Shorelines around Washington are experiencing extreme high tides through the end of the month. Known as “king tides,” they’re a natural wintertime phenomenon in the Northwest. But they may also provide a glimpse into our future.

King tides are caused when the gravitational pull of the moon and the sun reinforce each other to create the highest tides of the year. Shorelines along Puget Sound are experiencing king tides for the next few days. Areas along the Pacific coast saw theirs late last week.

Curt Hart – with the state Department of Ecology – says even these tides are predictable, they can be destructive.

“We've seen flooded parking lots, we've seen structures that are right along the shoreline, that are maybe in low-lying areas, and during storms these can be inundated."

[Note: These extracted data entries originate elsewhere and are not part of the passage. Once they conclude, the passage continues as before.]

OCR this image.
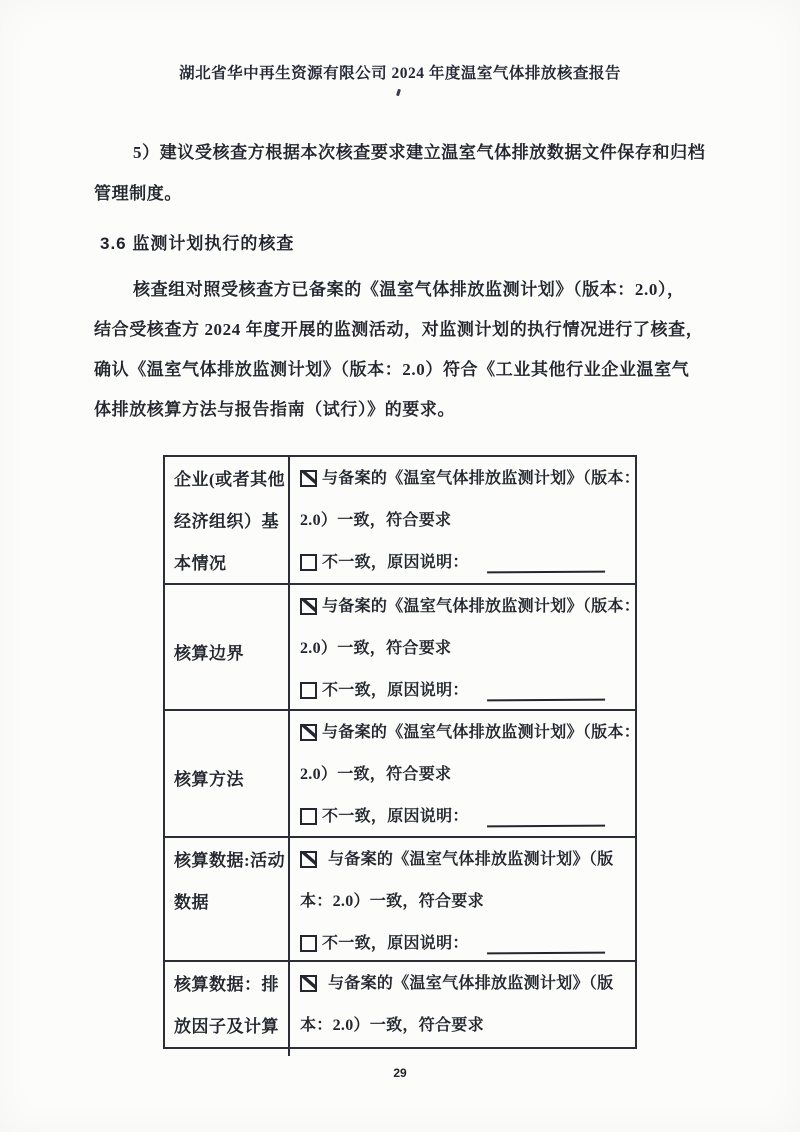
湖北省华中再生资源有限公司 2024 年度温室气体排放核查报告
5）建议受核查方根据本次核查要求建立温室气体排放数据文件保存和归档
管理制度。
3.6 监测计划执行的核查
核查组对照受核查方已备案的《温室气体排放监测计划》（版本：2.0），
结合受核查方 2024 年度开展的监测活动，对监测计划的执行情况进行了核查，
确认《温室气体排放监测计划》（版本：2.0）符合《工业其他行业企业温室气
体排放核算方法与报告指南（试行）》的要求。
企业(或者其他
经济组织）基
本情况
与备案的《温室气体排放监测计划》（版本：
2.0）一致，符合要求
不一致，原因说明：
核算边界
与备案的《温室气体排放监测计划》（版本：
2.0）一致，符合要求
不一致，原因说明：
核算方法
与备案的《温室气体排放监测计划》（版本：
2.0）一致，符合要求
不一致，原因说明：
核算数据:活动
数据
与备案的《温室气体排放监测计划》（版
本：2.0）一致，符合要求
不一致，原因说明：
核算数据：排
放因子及计算
与备案的《温室气体排放监测计划》（版
本：2.0）一致，符合要求
29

A king tide caused flooding in downtown Olympia a few years ago. Hart says that got city officials thinking about Olympia’s vulnerability to rising sea levels caused by climate change. Researchers at the University of Washington’s Climate Impacts Group project six inches of sea level rise or more by 2050.

Ecology is inviting the public to take photos of king tide events. The agency has a Flickr page where people can post images. Hart says seeing how high the water can get can be what he calls "a teaching moment."

"It really does give a compelling glimpse of how sea level rise from global climate change could affect us here in Puget Sound as well as out outer coast."